Mentre bevevano erano seduti in cerchio e si alternavano nel raccontare, distraendosi con argomenti a caso. Chi stava sul letto, chi per terra e chi sulle poche sedie disponibili.

«A volte mi chiedo, cosa ci porti a stare insieme? Cosa aggrega le persone?» chiese una sera la Marsigliese.

«Semplice casualità. Banali coincidenze» suggerì Riccardo bevendo un sorso dalla sua bottiglia di birra.

«Anche io credo poco alla predestinazione. Quello che ci unisce è il piacere di stare bene insieme, di condividere momenti, pensieri, parole, senza dover giustificare nulla. Siamo qui per apprezzare il gusto della vicinanza e delle cose semplici» puntualizzò l'Illuminato assentendo.

«Siamo animali sociali in cerca di nostri simili» aggiunse Alessandro. «Di persone che siano quanto più allineate alla nostra stessa lunghezza d'onda. Quello che ci unisce è un rapporto empatico».

«Io sono più per le spiegazioni mistiche» attaccò con tono profetico Suicide Girl. «Magari lo vuole l'universo, e ci muove come pedine su uno scacchiere più ampio per farci incontrare. Chi lo può dire?»

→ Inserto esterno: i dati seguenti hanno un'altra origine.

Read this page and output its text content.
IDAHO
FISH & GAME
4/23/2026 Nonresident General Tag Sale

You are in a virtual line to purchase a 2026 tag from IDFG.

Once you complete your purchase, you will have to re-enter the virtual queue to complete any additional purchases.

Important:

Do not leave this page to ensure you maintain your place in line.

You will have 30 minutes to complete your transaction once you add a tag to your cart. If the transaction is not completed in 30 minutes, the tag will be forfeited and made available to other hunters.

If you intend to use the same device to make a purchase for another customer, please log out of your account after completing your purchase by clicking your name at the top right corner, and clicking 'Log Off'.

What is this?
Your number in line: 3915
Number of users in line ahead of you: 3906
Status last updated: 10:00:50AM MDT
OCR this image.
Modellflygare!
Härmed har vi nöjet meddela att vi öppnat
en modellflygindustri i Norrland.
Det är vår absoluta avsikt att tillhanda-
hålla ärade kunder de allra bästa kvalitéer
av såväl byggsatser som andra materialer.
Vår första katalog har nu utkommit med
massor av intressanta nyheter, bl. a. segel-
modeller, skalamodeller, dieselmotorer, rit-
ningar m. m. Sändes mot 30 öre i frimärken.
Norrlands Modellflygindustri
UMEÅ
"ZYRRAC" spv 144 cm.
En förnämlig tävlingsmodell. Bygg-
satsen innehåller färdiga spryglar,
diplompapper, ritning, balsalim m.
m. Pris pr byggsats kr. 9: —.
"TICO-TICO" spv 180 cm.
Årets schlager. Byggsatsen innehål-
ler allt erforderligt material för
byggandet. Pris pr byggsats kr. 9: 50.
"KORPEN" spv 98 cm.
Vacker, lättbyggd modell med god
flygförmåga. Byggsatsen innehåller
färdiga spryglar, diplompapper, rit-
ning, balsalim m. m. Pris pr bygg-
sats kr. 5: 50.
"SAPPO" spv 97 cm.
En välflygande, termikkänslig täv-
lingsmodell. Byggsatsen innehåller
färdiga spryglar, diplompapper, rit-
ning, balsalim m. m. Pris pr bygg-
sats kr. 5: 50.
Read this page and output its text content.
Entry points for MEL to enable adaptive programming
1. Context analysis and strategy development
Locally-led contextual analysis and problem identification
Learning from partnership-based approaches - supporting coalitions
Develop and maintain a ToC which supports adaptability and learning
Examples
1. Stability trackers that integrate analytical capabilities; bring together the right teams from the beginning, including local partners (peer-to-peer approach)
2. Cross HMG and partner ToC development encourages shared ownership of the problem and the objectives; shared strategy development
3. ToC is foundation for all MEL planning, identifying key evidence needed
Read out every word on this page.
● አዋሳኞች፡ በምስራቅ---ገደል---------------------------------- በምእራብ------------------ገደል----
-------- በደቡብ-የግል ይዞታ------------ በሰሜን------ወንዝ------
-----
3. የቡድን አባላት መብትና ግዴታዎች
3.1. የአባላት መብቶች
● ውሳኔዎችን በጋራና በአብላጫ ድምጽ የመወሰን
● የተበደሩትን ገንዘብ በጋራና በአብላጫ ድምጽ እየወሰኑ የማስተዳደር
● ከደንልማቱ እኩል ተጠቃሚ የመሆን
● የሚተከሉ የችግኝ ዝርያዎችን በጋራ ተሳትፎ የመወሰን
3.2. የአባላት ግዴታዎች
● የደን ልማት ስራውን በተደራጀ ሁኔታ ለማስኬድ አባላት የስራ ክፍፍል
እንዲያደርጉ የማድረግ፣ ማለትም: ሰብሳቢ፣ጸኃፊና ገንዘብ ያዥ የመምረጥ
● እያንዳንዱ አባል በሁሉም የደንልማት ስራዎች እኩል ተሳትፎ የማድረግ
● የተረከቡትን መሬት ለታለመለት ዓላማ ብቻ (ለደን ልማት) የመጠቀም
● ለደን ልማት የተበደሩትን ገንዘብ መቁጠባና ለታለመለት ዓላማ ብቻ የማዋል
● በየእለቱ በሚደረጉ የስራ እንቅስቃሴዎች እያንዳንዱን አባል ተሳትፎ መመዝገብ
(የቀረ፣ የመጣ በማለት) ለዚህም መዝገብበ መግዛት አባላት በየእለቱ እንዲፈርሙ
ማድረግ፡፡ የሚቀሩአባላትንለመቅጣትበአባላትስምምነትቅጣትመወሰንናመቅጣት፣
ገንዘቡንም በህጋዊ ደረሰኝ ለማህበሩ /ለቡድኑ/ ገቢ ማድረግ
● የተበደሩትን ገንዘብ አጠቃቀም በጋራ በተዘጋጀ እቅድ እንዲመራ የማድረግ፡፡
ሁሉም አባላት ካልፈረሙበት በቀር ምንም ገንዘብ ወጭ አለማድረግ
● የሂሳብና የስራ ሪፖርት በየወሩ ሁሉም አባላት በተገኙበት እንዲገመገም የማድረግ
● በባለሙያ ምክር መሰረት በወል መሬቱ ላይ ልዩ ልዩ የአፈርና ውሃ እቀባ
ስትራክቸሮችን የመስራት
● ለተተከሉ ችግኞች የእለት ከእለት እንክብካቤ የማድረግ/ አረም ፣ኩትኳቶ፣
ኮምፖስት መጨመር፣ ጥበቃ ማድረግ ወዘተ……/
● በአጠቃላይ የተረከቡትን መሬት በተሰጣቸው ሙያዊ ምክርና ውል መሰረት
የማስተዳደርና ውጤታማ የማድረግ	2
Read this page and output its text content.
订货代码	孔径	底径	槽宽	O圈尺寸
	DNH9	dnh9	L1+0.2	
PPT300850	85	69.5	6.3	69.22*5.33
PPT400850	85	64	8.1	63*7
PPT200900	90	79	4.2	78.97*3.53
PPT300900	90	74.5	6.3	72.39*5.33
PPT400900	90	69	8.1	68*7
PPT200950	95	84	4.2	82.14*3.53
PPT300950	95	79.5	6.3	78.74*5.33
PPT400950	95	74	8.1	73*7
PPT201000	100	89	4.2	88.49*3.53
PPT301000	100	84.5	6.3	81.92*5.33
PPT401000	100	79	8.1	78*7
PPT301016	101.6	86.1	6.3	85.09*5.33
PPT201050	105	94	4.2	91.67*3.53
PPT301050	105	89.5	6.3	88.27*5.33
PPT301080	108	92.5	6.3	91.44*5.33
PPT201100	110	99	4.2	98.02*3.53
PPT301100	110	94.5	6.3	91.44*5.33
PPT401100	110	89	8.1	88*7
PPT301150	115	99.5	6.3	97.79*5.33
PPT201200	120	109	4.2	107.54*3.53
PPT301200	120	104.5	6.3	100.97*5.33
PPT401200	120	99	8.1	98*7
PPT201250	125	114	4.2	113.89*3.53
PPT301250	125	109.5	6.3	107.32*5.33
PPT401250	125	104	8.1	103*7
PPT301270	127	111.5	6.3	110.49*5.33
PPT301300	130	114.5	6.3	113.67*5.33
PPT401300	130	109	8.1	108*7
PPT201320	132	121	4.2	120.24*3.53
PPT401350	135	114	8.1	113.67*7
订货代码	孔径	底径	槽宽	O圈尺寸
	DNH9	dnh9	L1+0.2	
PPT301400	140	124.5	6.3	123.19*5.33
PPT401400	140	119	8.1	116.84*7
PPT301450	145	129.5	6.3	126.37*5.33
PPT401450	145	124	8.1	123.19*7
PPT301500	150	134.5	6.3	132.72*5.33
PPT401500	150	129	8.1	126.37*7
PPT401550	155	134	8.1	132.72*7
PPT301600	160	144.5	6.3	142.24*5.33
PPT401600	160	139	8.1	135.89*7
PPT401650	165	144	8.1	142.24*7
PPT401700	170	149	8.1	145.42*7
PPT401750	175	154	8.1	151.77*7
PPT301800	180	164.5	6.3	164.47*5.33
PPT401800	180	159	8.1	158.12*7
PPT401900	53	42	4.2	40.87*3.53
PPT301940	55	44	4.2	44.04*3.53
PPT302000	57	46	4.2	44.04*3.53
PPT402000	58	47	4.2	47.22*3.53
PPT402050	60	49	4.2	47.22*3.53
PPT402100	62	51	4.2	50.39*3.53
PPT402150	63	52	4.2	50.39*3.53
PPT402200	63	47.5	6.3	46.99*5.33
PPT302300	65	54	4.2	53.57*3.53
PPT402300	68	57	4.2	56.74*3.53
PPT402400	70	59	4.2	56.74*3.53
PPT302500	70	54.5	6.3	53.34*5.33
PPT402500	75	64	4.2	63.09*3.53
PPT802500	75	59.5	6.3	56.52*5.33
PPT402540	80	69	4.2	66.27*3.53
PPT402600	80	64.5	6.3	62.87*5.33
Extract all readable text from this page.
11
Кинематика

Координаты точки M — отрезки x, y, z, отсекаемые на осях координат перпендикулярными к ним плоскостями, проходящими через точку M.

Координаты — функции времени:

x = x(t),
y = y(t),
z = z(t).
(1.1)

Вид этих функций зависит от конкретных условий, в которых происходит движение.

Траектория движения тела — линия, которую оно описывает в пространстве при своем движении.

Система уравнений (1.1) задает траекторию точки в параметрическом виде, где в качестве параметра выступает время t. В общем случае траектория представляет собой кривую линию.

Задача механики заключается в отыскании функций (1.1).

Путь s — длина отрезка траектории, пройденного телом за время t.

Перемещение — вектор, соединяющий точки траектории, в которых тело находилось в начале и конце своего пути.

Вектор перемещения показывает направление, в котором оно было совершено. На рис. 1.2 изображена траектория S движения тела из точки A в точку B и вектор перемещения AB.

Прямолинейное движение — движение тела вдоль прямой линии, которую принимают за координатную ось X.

«Io credo sia più una questione di carattere o di carisma. Se siamo qui è perché c'è lui» argomentò l'Artista dirigendo la sua birra in direzione di Riccardo. «Un brindisi al boss!» esclamò. Il resto della truppa si unì in coro.

«Grazie!» rispose Riccardo. «Carisma è una di quelle parole che mi affascinano di più. È un termine che trasmette sensualità; mi piace perché è una capacità che permette di ammaliare».

«Anche io vorrei essere carismatica. Avere quel magnetismo che attrae e apre le porte, che semplifica la vita. Non credo sia comunque qualcosa che si possa imparare» disse Silvia sospirando.

«Verissimo! Purtroppo, non si diventa carismatici: o lo sei o non lo sei. È un dono che si riceve alla nascita e sono pochi i fortunati che ce l'hanno» aggiunse l'Illuminato.

«In generale il carisma è legato all'entusiasmo. Maggiore è la tua voglia di vivere, maggiore sarà il tuo carisma e la tua capacità di trascinare e di coinvolgere gli altri» sottolineò la Marsigliese senza nascondere il suo fervore.

«Giusto! Quello che serve è solo più vita!» concluse Riccardo.

Alessandro trovò in Riccardo il suo alter ego. Quella parte alternativa con cui condividere pensieri e azione. Entrambi erano vulcani che si influenzavano a vicenda, ma tra i due Alessandro era quello col freno tirato, quello che doveva resistere, quello che doveva studiare, quello che ne faceva una priorità.

«L'università prima». Affermava.

In breve, si trovò nella scomoda posizione di dire no, frequentemente. D'altra parte, erano troppe le avventure di Riccardo. Delle volte ci riusciva, altre meno; soprattutto se di mezzo c'erano ragazze, e lui ne conosceva tante.

Insieme diventarono un punto di riferimento.

Si divertivano e facevano divertire.

Insieme erano un duo trascinante; una coppia vincente.